夏天说着就要往外走,言语中大有不死不休的架势。原本还强势的夏云贞在见到夏天真的要离开,当即慌了神。
“老师。”她慌忙挡在夏天面前,“我错了,您别出去。”
她暗暗后悔自己惹恼了夏天,这几日夏天对她颇为照料,她还以为夏天想明白了,行为有些松懈。哪想到,夏天居然真的看到了那一日的情形,甚至还想要去告诉陆司擎。
这怎么能行!
夏天却不听她阻拦,非要去与陆司擎说清楚。
这一日他留在夏家观察夏允贞,才发现夏允贞和她母亲的全然不同。夏天会收吓夏允贞做学生,完全是看在已故的夏母面子上,而今在夏天心中,她玷污了他心中白月光的存在,更是怒不可遏!
夏天不由分说便要离开,夏允贞完全没了思考的时间。只听“哐当”一声,原本吵杂的气氛,因为声响戛然而止,屋内只余下夏允贞沉重的呼吸声。
夏天倒在血泊之中,他试图转过头去看夏允贞,却始终无法动弹,紧接着昏了过去。而在离他不远的地方,是铺了一地的瓷器碎片。

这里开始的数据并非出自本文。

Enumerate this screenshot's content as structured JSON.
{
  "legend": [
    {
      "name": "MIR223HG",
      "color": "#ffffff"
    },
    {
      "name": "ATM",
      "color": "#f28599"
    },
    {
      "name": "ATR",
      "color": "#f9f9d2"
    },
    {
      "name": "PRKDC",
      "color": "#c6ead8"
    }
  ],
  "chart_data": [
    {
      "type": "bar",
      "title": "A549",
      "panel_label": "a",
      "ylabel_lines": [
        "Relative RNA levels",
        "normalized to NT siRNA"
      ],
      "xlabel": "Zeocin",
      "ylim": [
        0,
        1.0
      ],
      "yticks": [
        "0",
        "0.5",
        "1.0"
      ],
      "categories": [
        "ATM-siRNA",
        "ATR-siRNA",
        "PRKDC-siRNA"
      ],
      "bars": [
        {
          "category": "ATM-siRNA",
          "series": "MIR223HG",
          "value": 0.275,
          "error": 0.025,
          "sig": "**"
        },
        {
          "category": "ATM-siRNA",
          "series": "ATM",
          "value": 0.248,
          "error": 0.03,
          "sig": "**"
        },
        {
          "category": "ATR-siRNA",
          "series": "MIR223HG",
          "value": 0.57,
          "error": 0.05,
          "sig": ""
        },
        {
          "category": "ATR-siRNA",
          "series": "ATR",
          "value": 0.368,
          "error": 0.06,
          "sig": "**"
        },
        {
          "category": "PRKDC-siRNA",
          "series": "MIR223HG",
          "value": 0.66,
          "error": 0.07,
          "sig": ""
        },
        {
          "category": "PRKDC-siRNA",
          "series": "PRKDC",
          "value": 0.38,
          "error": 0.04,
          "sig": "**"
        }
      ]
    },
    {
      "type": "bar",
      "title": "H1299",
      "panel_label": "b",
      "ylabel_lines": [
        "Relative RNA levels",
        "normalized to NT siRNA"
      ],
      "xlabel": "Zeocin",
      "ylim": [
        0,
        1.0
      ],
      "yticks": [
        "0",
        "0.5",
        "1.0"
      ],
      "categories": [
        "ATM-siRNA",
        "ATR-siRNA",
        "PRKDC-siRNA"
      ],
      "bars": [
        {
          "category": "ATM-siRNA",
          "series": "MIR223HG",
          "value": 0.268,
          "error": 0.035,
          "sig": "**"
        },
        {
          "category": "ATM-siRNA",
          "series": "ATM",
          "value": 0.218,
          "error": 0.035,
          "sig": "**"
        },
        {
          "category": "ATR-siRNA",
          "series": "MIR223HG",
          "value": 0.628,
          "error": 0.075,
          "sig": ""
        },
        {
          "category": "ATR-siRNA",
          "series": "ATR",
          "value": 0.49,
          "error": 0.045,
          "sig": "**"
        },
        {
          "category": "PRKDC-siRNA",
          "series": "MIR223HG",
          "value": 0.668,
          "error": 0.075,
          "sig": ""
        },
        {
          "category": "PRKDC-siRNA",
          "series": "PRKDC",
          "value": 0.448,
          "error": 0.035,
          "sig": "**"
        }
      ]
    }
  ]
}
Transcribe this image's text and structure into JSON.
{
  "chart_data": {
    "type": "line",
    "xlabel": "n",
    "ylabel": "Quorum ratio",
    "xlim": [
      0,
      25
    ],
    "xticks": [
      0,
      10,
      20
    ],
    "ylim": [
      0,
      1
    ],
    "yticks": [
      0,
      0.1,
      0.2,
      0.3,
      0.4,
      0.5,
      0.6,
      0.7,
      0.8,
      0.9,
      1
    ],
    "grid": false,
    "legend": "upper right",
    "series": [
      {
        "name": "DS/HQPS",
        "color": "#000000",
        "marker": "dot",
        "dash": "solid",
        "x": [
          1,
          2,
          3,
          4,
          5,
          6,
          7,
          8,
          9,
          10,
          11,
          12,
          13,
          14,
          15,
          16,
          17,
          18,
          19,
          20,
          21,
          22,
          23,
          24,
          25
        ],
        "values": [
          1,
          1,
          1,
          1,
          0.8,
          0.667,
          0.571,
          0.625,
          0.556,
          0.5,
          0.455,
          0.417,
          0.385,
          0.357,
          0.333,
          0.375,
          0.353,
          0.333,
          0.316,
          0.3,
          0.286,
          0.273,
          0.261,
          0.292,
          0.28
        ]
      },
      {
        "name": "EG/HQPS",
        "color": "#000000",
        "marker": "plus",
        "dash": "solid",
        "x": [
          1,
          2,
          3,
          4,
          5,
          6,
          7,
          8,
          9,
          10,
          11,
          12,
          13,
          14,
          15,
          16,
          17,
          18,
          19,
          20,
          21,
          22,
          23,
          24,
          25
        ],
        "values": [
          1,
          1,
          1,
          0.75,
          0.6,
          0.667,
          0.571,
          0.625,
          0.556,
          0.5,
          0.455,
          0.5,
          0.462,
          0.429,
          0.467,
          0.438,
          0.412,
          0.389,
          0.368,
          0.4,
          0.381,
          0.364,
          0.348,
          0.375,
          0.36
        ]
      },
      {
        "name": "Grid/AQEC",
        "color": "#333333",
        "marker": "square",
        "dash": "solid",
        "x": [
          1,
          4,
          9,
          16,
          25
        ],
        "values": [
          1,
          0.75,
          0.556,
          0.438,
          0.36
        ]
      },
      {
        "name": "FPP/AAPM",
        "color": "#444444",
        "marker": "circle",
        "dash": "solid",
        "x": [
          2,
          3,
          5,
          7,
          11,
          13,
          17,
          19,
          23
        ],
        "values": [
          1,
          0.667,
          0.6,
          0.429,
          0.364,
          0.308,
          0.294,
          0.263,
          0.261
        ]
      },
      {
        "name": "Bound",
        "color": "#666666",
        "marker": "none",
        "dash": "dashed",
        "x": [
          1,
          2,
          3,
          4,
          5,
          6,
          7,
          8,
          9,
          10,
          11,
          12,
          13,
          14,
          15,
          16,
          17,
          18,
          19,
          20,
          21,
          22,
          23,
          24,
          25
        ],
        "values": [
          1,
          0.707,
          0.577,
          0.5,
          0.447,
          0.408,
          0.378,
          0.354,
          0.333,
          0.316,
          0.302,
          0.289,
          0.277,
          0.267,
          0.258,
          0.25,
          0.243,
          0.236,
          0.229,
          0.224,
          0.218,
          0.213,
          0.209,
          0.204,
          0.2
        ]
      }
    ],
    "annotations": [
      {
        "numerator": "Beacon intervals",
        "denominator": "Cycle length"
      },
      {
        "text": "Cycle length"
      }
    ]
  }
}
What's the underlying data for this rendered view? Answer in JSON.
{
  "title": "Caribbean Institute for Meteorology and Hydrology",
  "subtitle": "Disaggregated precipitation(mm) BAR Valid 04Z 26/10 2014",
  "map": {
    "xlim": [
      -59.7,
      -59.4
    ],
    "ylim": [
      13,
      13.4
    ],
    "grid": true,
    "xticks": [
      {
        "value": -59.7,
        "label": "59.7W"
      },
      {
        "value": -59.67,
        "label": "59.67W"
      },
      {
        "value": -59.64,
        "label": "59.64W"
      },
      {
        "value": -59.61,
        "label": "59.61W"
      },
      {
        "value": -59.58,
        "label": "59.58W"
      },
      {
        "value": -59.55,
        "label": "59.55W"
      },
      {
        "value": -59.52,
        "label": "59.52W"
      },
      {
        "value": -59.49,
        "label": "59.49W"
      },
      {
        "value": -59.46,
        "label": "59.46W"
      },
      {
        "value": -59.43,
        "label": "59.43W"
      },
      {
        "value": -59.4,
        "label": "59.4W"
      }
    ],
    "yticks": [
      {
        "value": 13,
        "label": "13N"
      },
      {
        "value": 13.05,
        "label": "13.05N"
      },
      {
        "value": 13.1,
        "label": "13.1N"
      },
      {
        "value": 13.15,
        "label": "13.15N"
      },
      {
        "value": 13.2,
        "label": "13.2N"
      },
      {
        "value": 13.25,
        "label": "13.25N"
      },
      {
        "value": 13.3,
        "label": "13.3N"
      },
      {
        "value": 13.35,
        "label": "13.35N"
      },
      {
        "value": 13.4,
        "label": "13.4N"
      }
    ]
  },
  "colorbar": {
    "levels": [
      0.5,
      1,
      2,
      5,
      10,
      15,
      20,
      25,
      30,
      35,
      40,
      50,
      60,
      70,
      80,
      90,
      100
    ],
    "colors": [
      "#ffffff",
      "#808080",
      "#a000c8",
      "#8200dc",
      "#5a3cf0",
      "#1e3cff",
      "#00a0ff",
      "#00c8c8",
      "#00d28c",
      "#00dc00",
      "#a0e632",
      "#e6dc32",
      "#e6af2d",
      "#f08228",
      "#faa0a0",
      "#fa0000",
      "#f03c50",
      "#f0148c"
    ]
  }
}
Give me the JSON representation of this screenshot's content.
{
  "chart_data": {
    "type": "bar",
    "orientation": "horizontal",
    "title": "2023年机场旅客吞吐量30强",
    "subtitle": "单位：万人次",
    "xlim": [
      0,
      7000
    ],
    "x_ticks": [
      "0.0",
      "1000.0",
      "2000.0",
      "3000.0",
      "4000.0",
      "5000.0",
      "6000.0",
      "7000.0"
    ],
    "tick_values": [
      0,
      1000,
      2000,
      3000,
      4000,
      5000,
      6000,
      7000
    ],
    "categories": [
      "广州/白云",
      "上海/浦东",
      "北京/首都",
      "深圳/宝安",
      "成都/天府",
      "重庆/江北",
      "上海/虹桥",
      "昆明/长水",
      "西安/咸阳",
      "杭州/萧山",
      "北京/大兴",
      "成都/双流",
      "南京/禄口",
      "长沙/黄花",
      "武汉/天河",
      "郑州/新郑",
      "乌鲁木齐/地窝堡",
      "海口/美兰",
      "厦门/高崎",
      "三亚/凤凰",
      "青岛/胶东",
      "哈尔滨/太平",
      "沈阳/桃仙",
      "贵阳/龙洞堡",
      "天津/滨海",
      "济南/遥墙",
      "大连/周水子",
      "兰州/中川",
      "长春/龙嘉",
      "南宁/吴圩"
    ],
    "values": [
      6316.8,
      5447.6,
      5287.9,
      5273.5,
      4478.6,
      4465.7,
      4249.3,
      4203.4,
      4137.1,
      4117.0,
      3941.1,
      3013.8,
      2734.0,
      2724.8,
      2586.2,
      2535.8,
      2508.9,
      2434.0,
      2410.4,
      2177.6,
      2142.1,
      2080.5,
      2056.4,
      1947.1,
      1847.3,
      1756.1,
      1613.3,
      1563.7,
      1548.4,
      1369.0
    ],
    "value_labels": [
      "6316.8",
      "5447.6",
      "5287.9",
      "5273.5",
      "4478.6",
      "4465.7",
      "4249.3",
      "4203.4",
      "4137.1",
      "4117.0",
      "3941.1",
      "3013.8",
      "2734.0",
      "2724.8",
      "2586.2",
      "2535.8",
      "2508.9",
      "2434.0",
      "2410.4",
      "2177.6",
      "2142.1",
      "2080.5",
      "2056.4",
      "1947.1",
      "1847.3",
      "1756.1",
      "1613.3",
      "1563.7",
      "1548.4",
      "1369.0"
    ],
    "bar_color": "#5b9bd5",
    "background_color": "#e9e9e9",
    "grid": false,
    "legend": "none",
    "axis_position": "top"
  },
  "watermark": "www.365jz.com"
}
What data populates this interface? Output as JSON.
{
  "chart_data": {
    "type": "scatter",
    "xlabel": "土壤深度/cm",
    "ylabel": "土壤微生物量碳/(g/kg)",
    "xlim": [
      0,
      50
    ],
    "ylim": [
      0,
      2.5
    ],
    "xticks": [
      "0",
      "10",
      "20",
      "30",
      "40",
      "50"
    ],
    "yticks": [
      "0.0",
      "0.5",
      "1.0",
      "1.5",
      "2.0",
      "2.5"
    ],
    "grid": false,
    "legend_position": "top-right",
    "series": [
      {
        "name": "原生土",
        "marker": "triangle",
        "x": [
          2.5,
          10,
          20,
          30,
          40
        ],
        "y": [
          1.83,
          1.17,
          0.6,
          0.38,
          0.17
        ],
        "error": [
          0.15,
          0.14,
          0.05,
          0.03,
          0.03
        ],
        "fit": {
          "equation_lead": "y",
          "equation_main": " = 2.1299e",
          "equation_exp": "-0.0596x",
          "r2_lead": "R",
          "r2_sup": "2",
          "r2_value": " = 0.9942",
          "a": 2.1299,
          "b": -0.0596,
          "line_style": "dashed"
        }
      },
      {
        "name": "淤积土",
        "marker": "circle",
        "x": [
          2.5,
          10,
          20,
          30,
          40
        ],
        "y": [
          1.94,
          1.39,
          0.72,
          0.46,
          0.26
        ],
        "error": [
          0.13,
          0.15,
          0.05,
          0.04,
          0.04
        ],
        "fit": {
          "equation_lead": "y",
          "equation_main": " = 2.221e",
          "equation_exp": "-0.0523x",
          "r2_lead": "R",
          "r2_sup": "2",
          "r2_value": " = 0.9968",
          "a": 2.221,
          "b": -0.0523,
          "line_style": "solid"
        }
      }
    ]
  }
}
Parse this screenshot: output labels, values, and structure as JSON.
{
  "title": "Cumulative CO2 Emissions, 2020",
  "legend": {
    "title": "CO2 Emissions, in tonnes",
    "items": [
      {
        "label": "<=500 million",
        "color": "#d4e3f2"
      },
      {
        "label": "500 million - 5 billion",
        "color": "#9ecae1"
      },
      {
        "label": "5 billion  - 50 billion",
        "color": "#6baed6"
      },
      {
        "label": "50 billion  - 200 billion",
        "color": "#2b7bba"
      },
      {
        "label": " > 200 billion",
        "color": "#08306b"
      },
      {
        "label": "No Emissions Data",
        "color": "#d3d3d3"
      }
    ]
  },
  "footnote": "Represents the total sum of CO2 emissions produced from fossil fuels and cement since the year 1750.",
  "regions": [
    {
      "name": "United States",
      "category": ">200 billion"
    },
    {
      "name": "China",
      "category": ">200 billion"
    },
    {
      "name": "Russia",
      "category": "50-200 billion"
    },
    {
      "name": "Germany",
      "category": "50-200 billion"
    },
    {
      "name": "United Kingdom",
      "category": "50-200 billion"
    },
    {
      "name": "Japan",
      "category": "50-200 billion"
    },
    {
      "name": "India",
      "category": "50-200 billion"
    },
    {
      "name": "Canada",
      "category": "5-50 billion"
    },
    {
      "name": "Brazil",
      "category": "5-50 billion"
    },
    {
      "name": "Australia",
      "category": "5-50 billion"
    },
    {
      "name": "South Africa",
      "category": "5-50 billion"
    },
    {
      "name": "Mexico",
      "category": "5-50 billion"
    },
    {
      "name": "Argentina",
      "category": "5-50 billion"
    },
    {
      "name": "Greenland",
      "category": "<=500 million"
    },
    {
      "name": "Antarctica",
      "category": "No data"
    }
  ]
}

夏允贞也被眼前的变故吓呆了,她慌忙扔下手中碎掉了大半的瓷器,紧张不安地看着眼前的情景。
怎么办,怎么办?
她整颗心被慌乱所取代,所有的不安与迷茫全数涌来,冲击着她的大脑,让她无处安放。
门口出发出轻微的响动,在夏允贞惊恐的目光夏父走了进来。
“这是怎么回事!”他同样看到了倒在血泊中的夏天,还有已经泣不成声的女儿。
“允贞……”
比起倒在血泊中的夏天,夏父更唤醒女儿的情况。他绕过夏天,快步来到夏允贞面前。
“爸。”
夏允贞一下子扑到了夏父怀中,大哭不止。
“爸,我,我……”她声音颤抖着,不安而惶恐,甚至说不出一句完整的话来,只是哭泣再哭泣,整个人犹如一个泪人。
夏父也不好在这个时候发问,而夏天的情况亦不容乐观。
他没有再追问夏允贞情况,而是让人将夏天送到了医院。
此时,陆家。
盛贝伊躺在床上入睡,睡梦中她的并不安然。
“啊!”
她大叫一声,从梦中跳出,面对屋子里昏暗的光线,竟分不清哪里是现实哪里是梦境。
“做噩梦了?”陆司擎闻讯而来,确定盛贝伊只是做了噩梦,拉开厚重的窗帘,屋外的几许阳光洒在屋内,抹开了一室阴暗。
盛贝伊的心情缓和了许多,瞥了眼身侧不见孩子,那种心焦之感立即涌入。
陆司擎看透了她的心思,忙道:
“孩子在楼下,妈抱着呢。我把孩子抱上来。”
说着,便要起身。
盛贝伊忙拉住了他的胳膊,“让妈和孩子待会儿吧,我没事。”
她微微一笑,轻轻摇了摇头。
孩子的出现,缓和了她和陆母的关系,也稳定了她在陆家的地位。陆母对孩子的好,她也看在眼里。知道孩子没事,她也就安心了。
陆司擎坐在床头,细心地将盛贝伊滑到眼前的秀发别于耳后,看着经历了九死一生的他的女人,心中有无限柔情。
“辛苦了。”
一句辛苦,不能表述陆司擎心中柔情的万分之一。他只恨自己怎么没能早点发现自己的心思,竟让命定的缘分隔了这么久才回到他身边。同时,他又万分庆幸,在这一回,他发现了自己的心思,留住了盛贝伊。
他的目光深情而温柔,纵然已经结婚,盛贝伊仍旧害羞地低下了头。
她总以为陆司擎是清冷的,洒脱的代表,无论面对哪个女人,他向来来者不拒,却又保持着恰到好处的距离感,让你以为得到了他,他却压根没有把谁放在心上。
可是接近他,才发现,他的心思并不复杂。他若是相对哪个女人好,真的犹如被捧在心尖上,很安心。
“刚才做了什么梦?”陆司擎的话打断了盛贝伊的思绪,她这才想起刚才那个让她有着无限惶恐的噩梦。
“能给老师打一个电话吗,我刚才梦见他了。”
梦中的情景,盛贝伊已经记不得多少,但那种心悸的感觉却记忆犹新。她的眼眸里全是不安,想起被忘记的心情又涌了上来。
陆司擎没有迟疑,拨通了夏天的电话。